O julgamento antecipado do mérito da pretensão coletiva atinente a questões
incontroversas da demanda não poderá se dar de forma a cercear ou a limitar a
participação dos interessados quanto à construção do provimento. Mesmo diante de
um direito que reconhecidamente pertencente aos autores da ação e aos titulares da
pretensão deduzida, o contraditório e a oportunidade de debate e de construção
participada do mérito deve ser isonomicamente assegurada a todos os interessados.
Quanto às tutelas especificas de obrigação de fazer ou não fazer, o juiz
deverá determinar todas as providências que assegurem o resultado prático
equivalente ao adimplemento, fixando multa diária em valor suficiente a potencializar
os efeitos práticos do provimento, podendo, caso seja necessário, modificar o valor
ou a periodicidade da multa se verificar que a mesma se tornou insuficiente ou
excessiva.

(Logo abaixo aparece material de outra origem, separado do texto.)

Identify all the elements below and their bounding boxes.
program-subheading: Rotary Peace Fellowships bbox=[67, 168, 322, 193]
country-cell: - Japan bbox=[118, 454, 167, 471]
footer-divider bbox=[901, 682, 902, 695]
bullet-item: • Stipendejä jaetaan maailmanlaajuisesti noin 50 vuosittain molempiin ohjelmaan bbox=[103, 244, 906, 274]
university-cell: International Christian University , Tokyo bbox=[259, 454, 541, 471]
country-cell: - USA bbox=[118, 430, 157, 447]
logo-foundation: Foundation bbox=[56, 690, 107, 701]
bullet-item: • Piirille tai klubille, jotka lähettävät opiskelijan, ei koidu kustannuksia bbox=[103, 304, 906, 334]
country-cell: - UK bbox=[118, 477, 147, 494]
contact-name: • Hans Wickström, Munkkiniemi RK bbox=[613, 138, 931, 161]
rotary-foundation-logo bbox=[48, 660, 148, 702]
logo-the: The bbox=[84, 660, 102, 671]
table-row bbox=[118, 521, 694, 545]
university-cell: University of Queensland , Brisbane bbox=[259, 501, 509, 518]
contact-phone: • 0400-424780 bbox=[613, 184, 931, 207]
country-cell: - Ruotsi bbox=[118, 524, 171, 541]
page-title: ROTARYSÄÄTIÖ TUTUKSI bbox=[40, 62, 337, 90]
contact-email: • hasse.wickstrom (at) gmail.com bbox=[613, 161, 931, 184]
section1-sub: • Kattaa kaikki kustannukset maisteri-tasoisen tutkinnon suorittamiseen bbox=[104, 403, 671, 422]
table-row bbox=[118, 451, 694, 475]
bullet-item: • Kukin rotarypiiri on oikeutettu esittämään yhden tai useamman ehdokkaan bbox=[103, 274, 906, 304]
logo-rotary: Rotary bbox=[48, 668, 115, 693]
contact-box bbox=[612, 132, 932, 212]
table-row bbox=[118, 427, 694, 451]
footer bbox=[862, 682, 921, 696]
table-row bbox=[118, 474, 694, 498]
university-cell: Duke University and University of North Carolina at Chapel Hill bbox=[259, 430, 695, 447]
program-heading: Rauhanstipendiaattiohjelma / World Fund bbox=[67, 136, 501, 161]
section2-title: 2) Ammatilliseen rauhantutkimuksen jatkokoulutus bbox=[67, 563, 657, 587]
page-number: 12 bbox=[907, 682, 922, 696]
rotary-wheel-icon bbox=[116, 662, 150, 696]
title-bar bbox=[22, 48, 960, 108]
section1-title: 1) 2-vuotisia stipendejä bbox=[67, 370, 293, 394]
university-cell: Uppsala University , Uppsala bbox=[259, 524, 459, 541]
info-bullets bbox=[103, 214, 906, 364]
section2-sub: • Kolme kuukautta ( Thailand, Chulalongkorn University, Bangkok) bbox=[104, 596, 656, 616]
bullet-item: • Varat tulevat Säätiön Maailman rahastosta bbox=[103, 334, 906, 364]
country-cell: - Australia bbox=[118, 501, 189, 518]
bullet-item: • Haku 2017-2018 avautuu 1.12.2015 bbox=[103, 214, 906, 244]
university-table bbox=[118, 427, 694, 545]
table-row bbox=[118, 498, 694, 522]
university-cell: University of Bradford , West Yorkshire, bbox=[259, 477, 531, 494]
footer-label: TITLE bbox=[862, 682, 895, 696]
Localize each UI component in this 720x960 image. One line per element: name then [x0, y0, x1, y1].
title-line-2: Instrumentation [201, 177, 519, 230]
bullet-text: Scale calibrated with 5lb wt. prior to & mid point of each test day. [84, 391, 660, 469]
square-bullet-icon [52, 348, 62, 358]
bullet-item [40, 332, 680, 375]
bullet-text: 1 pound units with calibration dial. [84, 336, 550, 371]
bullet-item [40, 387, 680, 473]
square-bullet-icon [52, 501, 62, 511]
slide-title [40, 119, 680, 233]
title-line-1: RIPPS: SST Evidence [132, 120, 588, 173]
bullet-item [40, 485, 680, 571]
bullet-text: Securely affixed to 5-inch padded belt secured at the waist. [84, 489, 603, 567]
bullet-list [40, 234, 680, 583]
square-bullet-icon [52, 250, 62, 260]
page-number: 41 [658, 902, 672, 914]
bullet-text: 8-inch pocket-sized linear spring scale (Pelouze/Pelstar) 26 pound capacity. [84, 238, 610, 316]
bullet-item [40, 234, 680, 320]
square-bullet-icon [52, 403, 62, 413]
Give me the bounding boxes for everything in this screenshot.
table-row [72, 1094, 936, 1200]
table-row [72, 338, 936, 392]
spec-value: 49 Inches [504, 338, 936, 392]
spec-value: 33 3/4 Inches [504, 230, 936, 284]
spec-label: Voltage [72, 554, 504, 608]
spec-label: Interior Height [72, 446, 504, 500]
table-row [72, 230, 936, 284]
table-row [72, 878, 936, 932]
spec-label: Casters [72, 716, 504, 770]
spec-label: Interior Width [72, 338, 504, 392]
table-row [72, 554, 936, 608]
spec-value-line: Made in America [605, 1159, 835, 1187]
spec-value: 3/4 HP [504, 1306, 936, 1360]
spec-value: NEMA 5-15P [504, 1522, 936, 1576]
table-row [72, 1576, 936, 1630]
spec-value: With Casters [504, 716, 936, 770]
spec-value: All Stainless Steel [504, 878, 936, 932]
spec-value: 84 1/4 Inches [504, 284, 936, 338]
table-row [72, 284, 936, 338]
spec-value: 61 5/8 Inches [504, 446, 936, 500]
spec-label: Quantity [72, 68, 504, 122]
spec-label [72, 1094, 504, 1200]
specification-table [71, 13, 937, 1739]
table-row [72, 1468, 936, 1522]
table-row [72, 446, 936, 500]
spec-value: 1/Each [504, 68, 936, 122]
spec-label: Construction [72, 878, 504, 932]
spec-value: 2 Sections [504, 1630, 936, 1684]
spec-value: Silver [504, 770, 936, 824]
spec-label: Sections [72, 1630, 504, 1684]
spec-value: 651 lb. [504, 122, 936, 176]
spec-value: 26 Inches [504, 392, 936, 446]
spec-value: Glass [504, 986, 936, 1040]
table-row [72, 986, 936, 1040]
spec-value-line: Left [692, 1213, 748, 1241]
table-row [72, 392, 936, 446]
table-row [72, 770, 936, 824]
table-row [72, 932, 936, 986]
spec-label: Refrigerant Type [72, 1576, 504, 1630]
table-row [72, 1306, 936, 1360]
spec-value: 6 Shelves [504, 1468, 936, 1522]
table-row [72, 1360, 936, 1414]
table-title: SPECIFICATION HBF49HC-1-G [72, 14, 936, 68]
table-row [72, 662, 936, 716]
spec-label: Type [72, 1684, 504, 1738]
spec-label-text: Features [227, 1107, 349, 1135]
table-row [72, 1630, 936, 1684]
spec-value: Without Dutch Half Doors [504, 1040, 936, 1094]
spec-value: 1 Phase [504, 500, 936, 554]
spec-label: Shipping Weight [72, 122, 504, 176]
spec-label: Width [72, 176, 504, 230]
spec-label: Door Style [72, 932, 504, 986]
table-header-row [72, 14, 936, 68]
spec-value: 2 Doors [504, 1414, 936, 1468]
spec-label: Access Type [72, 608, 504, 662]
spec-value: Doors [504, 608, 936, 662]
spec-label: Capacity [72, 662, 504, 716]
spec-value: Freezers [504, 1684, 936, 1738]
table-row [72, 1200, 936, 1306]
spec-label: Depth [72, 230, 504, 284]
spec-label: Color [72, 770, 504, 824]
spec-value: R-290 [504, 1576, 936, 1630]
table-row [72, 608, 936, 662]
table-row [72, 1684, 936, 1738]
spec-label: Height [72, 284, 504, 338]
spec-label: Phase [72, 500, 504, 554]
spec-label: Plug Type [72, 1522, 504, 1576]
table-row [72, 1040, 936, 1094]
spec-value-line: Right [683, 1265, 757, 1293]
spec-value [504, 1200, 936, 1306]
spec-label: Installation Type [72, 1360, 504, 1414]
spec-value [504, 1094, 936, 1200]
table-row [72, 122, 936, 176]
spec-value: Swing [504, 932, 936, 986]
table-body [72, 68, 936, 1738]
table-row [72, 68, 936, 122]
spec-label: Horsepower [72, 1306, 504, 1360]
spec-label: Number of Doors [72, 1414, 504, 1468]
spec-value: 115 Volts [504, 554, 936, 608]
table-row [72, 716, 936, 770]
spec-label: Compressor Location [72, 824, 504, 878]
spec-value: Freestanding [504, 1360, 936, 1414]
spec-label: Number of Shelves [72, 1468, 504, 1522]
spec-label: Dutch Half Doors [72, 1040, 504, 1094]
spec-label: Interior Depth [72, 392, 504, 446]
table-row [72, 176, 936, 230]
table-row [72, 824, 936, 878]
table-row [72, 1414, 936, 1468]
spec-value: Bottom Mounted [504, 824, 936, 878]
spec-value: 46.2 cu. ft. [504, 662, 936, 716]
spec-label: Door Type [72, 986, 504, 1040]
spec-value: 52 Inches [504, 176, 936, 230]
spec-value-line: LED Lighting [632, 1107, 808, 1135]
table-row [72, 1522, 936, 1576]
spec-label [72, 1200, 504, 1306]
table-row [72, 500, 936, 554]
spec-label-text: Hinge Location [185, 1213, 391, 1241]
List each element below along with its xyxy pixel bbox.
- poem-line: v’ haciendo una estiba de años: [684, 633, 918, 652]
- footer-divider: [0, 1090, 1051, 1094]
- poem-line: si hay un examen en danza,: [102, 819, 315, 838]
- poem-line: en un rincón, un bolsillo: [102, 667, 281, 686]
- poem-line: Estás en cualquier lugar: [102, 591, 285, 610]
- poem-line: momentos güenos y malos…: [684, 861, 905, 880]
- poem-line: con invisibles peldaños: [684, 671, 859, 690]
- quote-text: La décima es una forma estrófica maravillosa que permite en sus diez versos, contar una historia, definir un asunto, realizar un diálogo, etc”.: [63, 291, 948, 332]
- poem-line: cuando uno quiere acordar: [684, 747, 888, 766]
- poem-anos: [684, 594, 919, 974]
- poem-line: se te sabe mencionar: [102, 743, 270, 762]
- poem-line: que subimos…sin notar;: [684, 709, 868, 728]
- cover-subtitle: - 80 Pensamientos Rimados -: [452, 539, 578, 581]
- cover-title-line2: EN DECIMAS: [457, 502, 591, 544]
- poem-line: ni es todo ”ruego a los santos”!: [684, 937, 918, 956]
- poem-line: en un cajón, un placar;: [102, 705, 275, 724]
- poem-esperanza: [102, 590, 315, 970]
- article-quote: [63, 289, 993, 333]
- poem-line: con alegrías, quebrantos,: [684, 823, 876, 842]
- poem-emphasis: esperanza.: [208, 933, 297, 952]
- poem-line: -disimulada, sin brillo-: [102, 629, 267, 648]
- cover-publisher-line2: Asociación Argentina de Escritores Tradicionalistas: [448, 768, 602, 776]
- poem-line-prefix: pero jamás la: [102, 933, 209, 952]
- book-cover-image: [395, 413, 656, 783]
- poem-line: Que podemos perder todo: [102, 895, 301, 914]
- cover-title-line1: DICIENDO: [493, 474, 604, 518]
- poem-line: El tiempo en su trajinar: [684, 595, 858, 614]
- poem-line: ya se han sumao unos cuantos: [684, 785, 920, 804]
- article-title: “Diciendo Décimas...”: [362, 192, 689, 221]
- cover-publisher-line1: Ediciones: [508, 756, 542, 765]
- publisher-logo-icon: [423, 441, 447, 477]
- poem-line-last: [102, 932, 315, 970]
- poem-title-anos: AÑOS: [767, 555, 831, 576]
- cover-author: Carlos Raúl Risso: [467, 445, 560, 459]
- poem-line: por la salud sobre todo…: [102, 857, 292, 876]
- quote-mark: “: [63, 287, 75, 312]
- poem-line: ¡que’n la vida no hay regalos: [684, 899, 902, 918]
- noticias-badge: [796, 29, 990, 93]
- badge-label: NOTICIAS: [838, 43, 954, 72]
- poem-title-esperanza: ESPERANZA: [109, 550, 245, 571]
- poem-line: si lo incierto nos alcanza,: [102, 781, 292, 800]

Novamente é de suma importância esclarecer que o valor das astreintes
não poderá ser fixado por critérios aleatórios estabelecidos pelo julgador, até porque
todas as pessoas e os sujeitos hábeis a sofrer os efeitos jurídicos da multa diária
deverão ter a oportunidade de imiscuir-se no debate dos critérios utilizados para a
sua fixação, podendo-se argumentar jurídico-faticamente no sentido de avaliar se o
valor estabelecido realmente é suficiente a garantir a implementação do principio da
efetividade processual (resultado prático) quanto à tutela coletiva.
È relevante esclarecer que a indenização por perdas e danos poderá ser
juridicamente reconhecida sem prejuízo da multa (astreintes), até porque ambas tem
naturezas jurídicas distintas: as astreintes são multas diárias de caráter coercitivo
que visa potencializar (não garantir) o cumprimento de uma obrigação de fazer ou de
não fazer; já a condenação por perdas e danos (danos materiais, danos morais e
lucros cessantes) tem no Brasil caráter compensatório-pedagógico (não punitivo),
228

tendo em vista que busca reestabelecer, ao máximo, os prejuízos advindos de


condutas praticadas em desfavor dos direitos coletivos e difusos.
O §4º do artigo 6º do Código Modelo estabelece que a obrigação de fazer ou
não fazer somente poderá ser convertida em perdas e danos se por elas optar o
autor, se impossível a tutela específica ou a obtenção do resultado prático
correspondente. Para Gregório Assagra de Almeida tal previsão não é boa técnica,
além de configurar evidente hipótese de incompatibilidade com a principiologia que
rege o direito processual coletivo, tendo em vista que o autor da ação coletiva por
estar defendendo os direitos de toda uma coletividade de pessoa não teria
legitimidade para abrir mão da tutela especifica e, assim, optar pela conversão em
perdas e danos (ALMEIDA, 2007, p. 94). Trata-se de posicionamento coerente
juridicamente, mas que poderia ser repensado sob o ponto de vista democrático-
constitucional se houvesse uma efetiva notificação e publicidade adequada, ou a
realização de uma audiência pública em que os interessados difusos e coletivos
pudessem se manifestar acerca da possibilidade de conversão da tutela específica
em perdas e danos. Na realidade, o recomendável seria que tal conversão em
perdas e danos ocorresse somente quando fosse impossível a tutela especifica ou a
obtenção do resultado prático equivalente, e desde que todos os interessados
difusos e coletivos fossem inseridos no debate e na construção participada do
provimento. O artigo 84, §1º do Código de Defesa do Consumidor estabelece a
mesma possibilidade trazida pelo §4º do artigo 6º do Código Modelo.
O produto das indenizações voltadas a compensar os prejuízos provocados
ao bem juridicamente considerado será revertido ao Fundo dos Direitos Difusos e
Individuais Homogêneos, de cuja gestão participará o Ministério Publico, juízes e
representantes da comunidade. No §1º do artigo 8º do Código Modelo temos a
previsão de que o Fundo deverá ser notificado da propositura de toda ação coletiva,
podendo intervir no processo coletivo em qualquer tempo e grau de jurisdição para
demonstrar a inadequação do representante adequado ou auxiliá-lo na tutela dos
direitos do grupo, categoria ou classe. Em situações pontuais, o juiz poderá
especificar, de forma fundamentada, a destinação da indenização e as providências
a serem tomadas para a reconstituição dos bens lesados, podendo indicar a
realização de atividades voltadas a minimizar a lesão ou a evitar que se repita.
A legitimidade de controle do debate processual, assim como da atividade do
representante adequado, pertence a todos os interessados difusos ou coletivos que
229

demonstrarem a possibilidade de sofrer os efeitos jurídicos do provimento estatal.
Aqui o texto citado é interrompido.